自動車業界では、エアバッグ大手、タカタの欠陥製品への対応の鈍さが問題になり、独フォルクスワーゲンは排ガス規制を逃れる偽装を施していた。

安全面や、燃費を含む環境対策は、いまや自動車業界の競争の主戦場だ。そこで不正が相次ぐようでは、業界全体への信頼が失われかねない。三菱自以外の各社にも、改めて経営のチェックを求めたい。

読売新聞 2016年04月22日

三菱自燃費不正 法令軽視体質が繰り返すウソ

三菱自動車が、軽自動車の燃費を実際より良く見せるため、データを不正に操作していたことが発覚した。

燃費の良しあしは、消費者が車を選ぶ際の重要な判断材料だ。これを偽るのは、極めて悪質な行為である。

走行時にタイヤなどにかかる抵抗の強さを意図的に低く見積もる方法で、燃費を5~10%良く見せかけていた。

対象は、2013年から販売している「eKワゴン」と、日産自動車向けに生産する「デイズ」など4車種で、計62万5000台に上る。三菱自と日産は4車種の生産、販売を中止した。

三菱自は00~04年にも、大規模なリコール(回収・無償修理)隠しなどの問題が発覚し、元社長らが有罪判決を受けている。

その後、三菱グループの支援で経営危機を乗り切ったが、法令順守を軽視する企業体質は、変わらなかったと言わざるを得ない。

今回のデータ不正について三菱自は、当時の担当部長が主導し、昨年秋に提携先の日産から指摘されるまで分からなかったと説明する。社内のチェック体制が全く機能していなかったことになる。

これほど重大な不祥事なのに、4月13日まで経営トップの相川哲郎社長には報告すらなかったという。ガバナンス(企業統治)の欠如は明らかだ。

自動車の性能に関する国土交通省の型式指定制度は、メーカーから正確なデータが提出されることを前提にして、手続きの簡素化が進められてきた。こうした規制緩和の流れを利用し、不正を働いたことは看過できない。

対象車種の販売には、「エコカー減税」が適用された例もあるが、一部は対象外だった可能性が指摘される。税の軽減措置の悪用は、国民全体への背信行為だ。

三菱自の不正の背景には、「低燃費競争」の激化がある。軽自動車の国内販売シェア(占有率)は、30%を超えるスズキ、ダイハツの2強に対し、三菱自は3%と大きく水をあけられている。
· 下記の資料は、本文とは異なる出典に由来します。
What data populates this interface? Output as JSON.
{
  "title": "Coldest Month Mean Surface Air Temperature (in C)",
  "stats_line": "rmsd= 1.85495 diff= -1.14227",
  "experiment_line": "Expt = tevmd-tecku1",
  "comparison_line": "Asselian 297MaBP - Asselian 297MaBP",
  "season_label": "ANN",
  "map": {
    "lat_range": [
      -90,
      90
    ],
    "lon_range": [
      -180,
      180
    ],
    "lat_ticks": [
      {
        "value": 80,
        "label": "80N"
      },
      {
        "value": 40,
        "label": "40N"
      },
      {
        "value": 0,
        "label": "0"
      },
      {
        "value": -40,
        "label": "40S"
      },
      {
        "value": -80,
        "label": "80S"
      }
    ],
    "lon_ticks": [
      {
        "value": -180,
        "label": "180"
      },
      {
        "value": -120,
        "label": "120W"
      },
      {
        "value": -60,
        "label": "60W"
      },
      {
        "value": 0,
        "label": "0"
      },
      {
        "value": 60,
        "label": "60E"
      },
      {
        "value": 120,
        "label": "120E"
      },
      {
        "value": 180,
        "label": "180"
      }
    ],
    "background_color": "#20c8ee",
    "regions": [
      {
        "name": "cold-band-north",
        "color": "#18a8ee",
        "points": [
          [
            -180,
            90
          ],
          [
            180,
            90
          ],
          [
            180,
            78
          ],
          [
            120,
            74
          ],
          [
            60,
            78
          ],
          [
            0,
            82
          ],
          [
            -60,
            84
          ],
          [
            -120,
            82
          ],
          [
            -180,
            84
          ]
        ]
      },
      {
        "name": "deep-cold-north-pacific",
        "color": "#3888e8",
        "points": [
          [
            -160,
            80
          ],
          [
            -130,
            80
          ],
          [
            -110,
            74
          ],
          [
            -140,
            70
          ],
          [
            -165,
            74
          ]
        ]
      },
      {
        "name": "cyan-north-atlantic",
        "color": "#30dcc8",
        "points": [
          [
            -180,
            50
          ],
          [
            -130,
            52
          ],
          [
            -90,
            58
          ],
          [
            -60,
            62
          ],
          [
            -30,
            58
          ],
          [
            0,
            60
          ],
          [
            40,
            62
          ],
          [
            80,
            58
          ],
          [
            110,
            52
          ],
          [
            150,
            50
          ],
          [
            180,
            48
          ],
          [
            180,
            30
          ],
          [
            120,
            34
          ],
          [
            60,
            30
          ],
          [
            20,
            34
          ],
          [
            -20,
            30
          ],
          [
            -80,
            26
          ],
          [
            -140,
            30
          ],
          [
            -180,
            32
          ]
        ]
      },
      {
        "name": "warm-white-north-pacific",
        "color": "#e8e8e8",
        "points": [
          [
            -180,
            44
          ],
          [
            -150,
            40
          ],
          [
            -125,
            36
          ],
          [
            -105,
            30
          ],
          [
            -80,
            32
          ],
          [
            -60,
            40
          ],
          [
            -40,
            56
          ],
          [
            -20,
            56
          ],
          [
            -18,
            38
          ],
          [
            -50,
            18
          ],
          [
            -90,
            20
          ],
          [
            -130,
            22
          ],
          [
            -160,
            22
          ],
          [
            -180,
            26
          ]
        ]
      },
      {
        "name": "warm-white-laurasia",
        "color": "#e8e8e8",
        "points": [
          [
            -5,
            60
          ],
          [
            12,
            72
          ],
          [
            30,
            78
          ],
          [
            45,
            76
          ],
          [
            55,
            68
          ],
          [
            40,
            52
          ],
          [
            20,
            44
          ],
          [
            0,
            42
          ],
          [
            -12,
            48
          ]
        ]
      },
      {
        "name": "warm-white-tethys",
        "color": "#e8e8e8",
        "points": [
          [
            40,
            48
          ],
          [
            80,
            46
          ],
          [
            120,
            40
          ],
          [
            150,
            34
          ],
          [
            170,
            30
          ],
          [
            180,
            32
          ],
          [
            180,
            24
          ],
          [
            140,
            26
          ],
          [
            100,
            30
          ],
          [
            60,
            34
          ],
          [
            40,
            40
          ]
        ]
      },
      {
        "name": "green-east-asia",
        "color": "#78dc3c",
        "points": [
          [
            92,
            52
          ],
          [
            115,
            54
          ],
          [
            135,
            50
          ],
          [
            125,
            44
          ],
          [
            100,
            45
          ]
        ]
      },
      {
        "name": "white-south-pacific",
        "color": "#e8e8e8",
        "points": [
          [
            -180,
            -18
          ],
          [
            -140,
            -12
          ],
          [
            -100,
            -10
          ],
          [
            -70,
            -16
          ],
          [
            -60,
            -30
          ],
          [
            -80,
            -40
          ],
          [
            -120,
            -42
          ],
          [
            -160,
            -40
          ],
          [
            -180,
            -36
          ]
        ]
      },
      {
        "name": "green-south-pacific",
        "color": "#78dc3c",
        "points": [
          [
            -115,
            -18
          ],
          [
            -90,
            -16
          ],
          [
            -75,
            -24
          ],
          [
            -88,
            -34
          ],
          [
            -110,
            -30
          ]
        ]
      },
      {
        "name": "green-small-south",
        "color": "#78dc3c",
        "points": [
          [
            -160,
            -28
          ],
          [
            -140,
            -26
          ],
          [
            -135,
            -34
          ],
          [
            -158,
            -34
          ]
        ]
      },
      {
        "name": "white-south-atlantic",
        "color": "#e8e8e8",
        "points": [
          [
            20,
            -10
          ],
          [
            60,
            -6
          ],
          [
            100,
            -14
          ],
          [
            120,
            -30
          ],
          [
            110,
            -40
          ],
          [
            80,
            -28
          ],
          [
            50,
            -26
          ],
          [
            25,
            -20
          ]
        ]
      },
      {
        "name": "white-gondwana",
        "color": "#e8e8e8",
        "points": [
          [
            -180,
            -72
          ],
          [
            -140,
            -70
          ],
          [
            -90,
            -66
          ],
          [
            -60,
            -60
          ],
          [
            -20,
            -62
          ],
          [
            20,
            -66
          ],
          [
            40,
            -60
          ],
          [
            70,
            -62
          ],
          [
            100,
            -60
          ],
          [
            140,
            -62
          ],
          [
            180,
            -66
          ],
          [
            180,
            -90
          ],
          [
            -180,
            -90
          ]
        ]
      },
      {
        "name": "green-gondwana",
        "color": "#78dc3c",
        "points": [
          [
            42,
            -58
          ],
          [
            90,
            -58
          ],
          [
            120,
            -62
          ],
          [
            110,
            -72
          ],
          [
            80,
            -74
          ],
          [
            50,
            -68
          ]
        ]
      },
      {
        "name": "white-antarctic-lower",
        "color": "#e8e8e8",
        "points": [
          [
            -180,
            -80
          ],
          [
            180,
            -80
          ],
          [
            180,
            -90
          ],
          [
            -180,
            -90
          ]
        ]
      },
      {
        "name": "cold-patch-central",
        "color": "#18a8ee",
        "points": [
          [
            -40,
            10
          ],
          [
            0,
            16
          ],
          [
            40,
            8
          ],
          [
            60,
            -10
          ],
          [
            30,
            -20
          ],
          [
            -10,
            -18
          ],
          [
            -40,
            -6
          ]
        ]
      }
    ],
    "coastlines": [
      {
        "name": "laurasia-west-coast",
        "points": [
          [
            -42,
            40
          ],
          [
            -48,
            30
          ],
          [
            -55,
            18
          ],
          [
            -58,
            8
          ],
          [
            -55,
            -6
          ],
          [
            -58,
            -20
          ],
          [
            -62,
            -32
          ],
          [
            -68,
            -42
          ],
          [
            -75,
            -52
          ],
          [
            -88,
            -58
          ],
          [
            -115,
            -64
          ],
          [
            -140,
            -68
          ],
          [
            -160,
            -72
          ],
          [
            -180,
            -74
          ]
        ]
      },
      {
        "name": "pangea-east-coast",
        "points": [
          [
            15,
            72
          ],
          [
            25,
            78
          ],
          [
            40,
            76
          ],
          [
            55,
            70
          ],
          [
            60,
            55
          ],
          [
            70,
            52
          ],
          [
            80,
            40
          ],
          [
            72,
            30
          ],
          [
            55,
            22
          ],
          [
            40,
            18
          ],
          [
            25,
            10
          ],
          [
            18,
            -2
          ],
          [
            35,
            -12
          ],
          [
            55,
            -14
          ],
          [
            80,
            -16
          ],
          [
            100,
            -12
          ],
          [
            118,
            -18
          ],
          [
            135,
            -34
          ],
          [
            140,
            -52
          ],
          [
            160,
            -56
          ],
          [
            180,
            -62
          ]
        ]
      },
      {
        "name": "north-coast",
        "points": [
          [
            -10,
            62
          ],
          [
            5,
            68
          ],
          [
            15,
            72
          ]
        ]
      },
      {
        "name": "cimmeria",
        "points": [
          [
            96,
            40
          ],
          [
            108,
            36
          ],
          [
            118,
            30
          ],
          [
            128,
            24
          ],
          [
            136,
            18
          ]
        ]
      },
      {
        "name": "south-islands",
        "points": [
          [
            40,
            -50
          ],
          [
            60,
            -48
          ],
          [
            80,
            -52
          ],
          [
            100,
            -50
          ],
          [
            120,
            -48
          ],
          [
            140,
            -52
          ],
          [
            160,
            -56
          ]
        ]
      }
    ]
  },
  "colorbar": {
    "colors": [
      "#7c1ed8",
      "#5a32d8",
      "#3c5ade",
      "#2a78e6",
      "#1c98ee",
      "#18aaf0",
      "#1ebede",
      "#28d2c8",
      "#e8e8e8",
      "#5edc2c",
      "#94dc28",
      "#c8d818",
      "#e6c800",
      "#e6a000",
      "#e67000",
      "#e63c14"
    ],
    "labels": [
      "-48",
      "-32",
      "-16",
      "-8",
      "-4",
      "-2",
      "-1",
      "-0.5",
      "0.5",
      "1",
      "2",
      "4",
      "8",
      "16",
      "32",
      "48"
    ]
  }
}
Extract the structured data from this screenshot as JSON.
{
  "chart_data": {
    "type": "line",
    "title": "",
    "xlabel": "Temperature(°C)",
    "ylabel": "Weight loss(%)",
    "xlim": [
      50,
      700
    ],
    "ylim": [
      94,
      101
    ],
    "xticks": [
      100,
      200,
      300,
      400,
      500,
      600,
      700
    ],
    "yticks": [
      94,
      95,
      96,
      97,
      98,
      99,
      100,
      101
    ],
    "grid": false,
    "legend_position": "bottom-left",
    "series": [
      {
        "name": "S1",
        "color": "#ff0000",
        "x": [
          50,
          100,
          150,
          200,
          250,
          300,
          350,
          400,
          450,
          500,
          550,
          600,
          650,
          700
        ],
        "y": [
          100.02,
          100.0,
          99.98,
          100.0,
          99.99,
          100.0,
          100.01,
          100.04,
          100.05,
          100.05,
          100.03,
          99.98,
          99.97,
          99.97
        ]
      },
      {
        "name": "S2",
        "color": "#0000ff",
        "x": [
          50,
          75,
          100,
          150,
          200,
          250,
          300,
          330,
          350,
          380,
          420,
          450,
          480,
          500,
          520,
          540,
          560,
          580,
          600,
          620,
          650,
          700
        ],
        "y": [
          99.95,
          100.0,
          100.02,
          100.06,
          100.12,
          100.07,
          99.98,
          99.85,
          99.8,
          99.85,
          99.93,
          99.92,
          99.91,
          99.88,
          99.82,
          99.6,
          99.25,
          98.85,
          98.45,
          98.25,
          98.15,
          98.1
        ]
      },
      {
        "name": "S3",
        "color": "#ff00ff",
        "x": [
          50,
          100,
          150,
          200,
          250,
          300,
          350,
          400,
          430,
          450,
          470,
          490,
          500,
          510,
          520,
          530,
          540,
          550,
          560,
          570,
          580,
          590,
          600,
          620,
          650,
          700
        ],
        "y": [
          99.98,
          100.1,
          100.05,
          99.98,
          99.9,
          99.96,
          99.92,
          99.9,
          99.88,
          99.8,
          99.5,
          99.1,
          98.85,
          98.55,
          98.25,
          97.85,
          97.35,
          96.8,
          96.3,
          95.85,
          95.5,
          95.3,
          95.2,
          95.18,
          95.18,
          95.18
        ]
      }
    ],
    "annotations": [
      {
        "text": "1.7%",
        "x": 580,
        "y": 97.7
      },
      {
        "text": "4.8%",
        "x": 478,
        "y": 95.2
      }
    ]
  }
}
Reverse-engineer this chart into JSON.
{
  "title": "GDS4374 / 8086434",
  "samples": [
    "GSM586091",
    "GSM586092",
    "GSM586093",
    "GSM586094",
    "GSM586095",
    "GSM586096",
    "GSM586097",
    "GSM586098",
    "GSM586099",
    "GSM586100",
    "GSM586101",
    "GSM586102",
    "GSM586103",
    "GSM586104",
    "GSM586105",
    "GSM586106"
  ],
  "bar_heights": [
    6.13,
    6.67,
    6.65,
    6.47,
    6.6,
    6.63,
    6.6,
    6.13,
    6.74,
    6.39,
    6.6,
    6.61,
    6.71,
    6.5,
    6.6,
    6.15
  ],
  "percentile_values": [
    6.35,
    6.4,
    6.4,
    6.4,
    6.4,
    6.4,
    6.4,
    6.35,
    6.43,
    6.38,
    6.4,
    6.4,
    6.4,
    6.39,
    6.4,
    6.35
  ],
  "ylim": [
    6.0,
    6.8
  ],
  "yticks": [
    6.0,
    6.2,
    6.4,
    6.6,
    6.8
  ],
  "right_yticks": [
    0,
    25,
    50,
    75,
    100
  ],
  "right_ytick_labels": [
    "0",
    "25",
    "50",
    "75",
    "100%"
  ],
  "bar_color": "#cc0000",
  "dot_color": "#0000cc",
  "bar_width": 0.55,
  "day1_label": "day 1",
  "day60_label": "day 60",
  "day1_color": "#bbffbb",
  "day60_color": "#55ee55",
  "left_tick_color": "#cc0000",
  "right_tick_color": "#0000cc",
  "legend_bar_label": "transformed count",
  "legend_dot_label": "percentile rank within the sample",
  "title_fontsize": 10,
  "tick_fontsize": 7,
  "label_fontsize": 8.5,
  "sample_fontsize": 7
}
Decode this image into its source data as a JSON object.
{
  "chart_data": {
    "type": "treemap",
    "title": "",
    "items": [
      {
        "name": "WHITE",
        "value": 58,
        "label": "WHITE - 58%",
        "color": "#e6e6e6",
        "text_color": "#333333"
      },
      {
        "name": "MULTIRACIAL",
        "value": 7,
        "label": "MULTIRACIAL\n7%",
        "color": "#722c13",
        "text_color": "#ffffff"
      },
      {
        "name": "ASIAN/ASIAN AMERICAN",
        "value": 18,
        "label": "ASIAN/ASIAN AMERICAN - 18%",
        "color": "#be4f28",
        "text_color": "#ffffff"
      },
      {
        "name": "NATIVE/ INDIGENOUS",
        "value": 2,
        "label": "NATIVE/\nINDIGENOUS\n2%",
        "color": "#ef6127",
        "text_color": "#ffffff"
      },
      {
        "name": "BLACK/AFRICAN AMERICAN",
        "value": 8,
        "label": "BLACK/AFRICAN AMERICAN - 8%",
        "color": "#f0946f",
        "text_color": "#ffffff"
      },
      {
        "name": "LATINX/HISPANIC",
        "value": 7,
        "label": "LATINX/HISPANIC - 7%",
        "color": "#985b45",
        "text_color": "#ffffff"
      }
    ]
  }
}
経営陣から厳しい燃費目標の達成を迫られた開発部門の焦りが、不正を招いた面もあろう。

国交省は、道路運送車両法に基づいて、三菱自の開発拠点を立ち入り検査した。三菱自も、第三者委員会を設けて調査する。

不正は会社ぐるみではなかったのか。データ偽装が幅広く行われていたのではないか。こうした疑問にも真摯しんしに向き合わない限り、信頼回復はあり得ない。

産経新聞 2016年04月22日

三菱自の燃費偽装 嘘つき企業に未来あるか

三菱自動車が軽自動車の燃費データを偽装していたことが発覚した。

同社は過去に大規模なクレーム隠し事件を引き起こすなどで経営不振に陥り、三菱グループの支援を受けての再建途上だった。残念ながら事件の反省は、全く生かされなかったことになる。

今回のデータ偽装は、提携先の日産自動車による指摘でみつかった。それがなければ、偽装は隠蔽(いんぺい)されたままだった可能性が高い。三菱自は一連のクレーム隠しを受けて社内の法令順守体制を強化したというが、自浄作用がどれだけ働いたのか。経営に深刻な打撃を与えることは避けられず、嘘をつく企業が生き残ることはできまい。

燃費性能はエコカー減税の適否を決定する重要な指標だが、メーカーの自主データをもとに検査されている。検査のあり方も見直さざるを得ないだろう。

燃費データの偽装がみつかったのは三菱自が生産する軽4車種の62万5千台で、5~10%ほど燃費性能を水増ししていたという。日産向けを含め該当車種の生産・販売を中止したのは当然である。

社内調査に対し、担当部署の元部長は「不正を指示した」と話しているという。会社ぐるみの意図的偽装が強く疑われる。